Nina Obermüller und Cédric Leroux sind bestens gerüstet für den Winter, Fotos: Privat

Die Turniersaison ist vorbei, die Tage, an denen man bis spät abends im Hellen ausreiten konnte auch und ans Badengehen mit Pferd will man nicht einmal mehr denken. Man kann es verdrängen, soviel man will, der Winter ist da. Da Reiten aber kein ausschließlicher Sommersport ist, will man auch das Training im Winter oder den Ausritt im Schnee in vollen Zügen genießen.
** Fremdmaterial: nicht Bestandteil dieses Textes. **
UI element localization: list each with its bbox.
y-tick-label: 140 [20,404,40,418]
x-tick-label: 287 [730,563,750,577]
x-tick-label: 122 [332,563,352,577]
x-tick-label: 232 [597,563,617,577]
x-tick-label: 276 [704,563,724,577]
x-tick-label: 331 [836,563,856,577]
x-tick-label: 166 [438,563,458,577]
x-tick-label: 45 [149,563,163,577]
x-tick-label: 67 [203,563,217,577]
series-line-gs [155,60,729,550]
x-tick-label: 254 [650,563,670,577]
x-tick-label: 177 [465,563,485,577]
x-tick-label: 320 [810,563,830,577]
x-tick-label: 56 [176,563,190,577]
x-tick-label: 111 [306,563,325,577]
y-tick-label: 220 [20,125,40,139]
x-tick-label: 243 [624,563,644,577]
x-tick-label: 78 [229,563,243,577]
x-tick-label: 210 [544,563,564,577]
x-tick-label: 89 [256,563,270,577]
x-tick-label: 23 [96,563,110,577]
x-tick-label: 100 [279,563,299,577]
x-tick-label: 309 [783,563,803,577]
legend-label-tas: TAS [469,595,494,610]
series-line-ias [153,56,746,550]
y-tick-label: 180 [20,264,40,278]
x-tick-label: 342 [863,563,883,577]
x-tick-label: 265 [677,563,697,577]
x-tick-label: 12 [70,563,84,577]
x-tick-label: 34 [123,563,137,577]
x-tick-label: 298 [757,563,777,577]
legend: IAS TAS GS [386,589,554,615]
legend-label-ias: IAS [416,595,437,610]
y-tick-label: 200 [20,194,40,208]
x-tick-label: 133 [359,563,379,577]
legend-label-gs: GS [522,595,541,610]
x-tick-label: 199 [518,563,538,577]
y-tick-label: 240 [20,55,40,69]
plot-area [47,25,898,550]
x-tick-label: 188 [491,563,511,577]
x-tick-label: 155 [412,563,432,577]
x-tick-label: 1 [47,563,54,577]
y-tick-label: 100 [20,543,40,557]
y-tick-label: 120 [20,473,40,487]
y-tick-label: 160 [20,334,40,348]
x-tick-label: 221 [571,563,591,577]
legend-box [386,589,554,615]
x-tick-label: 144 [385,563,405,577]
Hört sich einfach an - manchmal macht einem die Kälte aber einen Strich durch die Rechnung und ehe man sich versieht, steht man bibbernd im Stall oder kann sich auf dem Pferd kaum noch bewegen. Damit das dieses Jahr niemandem passieren muss, haben wir diejenigen um Rat gefragt, die jeden Tag das knallharte Programm durchziehen: Als Trainer ist man schließlich oft stundenlang auf dem Pferd oder zumindest draußen und muss im ärgsten Fall in der Kälte stehen, während man einen Kurs gibt. Nina Obermüller und Cédric Leroux geben ihre besten Tipps, wie man die kalte Jahreszeit übersteht.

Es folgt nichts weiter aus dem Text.